瞳に映るすべての色たち。




からからの快晴。
けれど心の中は憂鬱で、新一の心は晴れなかった。
まるで世界のすべてが灰色。
快斗が迎えに来た車の音が合図。






瞳に映るすべての色たち。





「急にごめんな…」


快斗が車を運転しながら謝る。それに新一は首を横に振って笑った。謝る程のことじゃないと。



「大丈夫ですから」
「でも一応受験生だし…。新一の成績なら大丈夫だろうけど」
「平気です。それより今日は何しに行くんですか?」


これで別の人を紹介なんてされたら耐えられない。新一は覚悟を決めて聞いた。
快斗は車を駐車場に止めてゆっくりと話し出した。


「この前親友がいるって言ってだろ?」
「はい……」


今でも覚えてる。辛そうな黒羽先生の表情。快斗が自嘲気味に続けた。


「新学期が始まって少ししてから連絡が来たんだ。目を覚ましたって…」
「………………!?」
「俺のせいで植物状態にまでなったのに、あいつ笑うんだよ。俺に向かって」
「黒羽先生…」


なんて馬鹿なことを考えてたんだろう?黒羽先生はずっと苦しんでたのに。新一は体を伸ばして快斗を抱き締めた。

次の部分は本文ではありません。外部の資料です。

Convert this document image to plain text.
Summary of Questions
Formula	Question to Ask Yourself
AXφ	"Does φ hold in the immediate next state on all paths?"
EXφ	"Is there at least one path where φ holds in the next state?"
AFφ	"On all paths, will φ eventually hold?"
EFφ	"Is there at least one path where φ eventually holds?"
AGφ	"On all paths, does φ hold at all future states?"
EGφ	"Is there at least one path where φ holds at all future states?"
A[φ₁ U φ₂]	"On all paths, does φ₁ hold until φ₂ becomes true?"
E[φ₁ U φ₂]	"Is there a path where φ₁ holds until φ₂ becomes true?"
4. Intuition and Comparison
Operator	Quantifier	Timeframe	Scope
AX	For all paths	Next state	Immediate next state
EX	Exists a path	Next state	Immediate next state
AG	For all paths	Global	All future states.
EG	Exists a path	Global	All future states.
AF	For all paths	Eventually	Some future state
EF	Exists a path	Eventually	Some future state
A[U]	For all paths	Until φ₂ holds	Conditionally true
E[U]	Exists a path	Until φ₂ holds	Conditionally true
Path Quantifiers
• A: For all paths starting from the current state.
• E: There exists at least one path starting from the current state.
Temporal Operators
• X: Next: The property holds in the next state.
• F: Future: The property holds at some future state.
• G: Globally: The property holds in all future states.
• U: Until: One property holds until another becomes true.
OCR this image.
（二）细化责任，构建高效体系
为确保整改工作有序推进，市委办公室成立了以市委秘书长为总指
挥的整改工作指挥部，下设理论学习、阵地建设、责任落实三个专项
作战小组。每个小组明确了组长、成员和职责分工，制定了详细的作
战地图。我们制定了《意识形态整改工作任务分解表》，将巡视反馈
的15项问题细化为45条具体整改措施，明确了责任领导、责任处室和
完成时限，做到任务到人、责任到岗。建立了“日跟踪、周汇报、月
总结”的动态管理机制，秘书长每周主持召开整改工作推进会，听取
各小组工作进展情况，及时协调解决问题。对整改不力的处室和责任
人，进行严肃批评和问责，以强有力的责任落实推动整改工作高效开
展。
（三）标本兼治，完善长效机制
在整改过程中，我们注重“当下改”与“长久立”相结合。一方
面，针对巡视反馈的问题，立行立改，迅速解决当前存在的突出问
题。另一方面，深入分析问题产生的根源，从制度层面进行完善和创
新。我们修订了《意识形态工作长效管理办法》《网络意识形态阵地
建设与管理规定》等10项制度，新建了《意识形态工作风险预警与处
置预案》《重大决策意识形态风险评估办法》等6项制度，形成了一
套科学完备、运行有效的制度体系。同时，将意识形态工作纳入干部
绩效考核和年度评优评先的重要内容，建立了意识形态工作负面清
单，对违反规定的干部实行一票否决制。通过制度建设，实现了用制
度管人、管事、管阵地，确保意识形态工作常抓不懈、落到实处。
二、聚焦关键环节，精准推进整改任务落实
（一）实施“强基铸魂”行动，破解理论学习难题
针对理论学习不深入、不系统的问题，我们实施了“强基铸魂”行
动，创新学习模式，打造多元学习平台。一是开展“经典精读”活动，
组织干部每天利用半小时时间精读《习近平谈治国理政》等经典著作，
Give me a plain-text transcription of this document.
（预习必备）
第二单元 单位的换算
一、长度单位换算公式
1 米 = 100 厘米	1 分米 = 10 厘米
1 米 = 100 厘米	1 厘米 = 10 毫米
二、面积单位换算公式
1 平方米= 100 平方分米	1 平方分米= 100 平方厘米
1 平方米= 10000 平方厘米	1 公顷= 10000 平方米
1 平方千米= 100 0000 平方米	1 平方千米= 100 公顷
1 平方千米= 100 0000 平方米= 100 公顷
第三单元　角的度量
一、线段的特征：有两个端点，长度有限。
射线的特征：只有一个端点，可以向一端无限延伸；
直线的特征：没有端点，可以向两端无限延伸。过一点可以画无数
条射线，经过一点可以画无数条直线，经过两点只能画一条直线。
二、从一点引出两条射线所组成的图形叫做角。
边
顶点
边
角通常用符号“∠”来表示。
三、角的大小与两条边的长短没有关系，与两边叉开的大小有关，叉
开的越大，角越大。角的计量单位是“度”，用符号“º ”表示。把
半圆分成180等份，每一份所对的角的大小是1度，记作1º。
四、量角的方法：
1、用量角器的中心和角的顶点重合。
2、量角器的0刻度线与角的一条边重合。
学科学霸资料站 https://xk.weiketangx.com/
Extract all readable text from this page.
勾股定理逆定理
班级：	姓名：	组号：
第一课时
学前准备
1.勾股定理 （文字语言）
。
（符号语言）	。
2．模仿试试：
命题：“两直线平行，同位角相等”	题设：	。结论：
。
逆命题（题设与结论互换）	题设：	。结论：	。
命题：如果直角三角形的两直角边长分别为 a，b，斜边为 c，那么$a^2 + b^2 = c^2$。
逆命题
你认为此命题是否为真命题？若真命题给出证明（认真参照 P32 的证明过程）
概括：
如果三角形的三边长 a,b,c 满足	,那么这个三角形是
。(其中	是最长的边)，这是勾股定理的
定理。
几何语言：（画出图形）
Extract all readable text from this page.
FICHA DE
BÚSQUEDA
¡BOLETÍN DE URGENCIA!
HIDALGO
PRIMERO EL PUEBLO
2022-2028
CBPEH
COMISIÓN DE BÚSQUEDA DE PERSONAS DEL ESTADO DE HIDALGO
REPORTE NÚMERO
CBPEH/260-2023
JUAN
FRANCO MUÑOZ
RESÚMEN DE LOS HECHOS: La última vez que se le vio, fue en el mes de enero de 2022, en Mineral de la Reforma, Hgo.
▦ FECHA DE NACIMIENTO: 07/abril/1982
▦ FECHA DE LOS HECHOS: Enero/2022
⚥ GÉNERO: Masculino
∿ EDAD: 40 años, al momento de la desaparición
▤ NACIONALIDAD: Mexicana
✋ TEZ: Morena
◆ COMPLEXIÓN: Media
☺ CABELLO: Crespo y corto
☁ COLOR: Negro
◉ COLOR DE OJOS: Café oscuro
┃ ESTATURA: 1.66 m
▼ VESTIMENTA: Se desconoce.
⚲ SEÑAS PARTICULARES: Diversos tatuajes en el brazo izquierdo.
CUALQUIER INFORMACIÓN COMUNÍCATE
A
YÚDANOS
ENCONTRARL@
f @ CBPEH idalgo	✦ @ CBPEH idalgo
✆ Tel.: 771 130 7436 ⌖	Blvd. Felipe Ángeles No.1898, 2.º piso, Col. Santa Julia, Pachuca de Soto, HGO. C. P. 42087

病室に駆けつけた時、何て罵倒されるのか怖かった。歯痒くて、怖くて体中が震えた。でも奏は笑って「よ、快斗。いい男になったな」って笑ってくれた。
前みたいに、いつも通り接してくれた。それが泣きたいほど嬉しかった。






体が小刻みに震える。新一が快斗の体を更に強く抱き締める。少し落ち着いてきたのか、快斗の震えが止まった。


「だからさ、奏には新一を紹介したいんだ」
「黒羽先生」
「いいか?新一…」
「うん…」


ありがとう。不安が雪のように溶けていった。鮮やかにつく色。
黒羽先生が一緒なら、大丈夫――。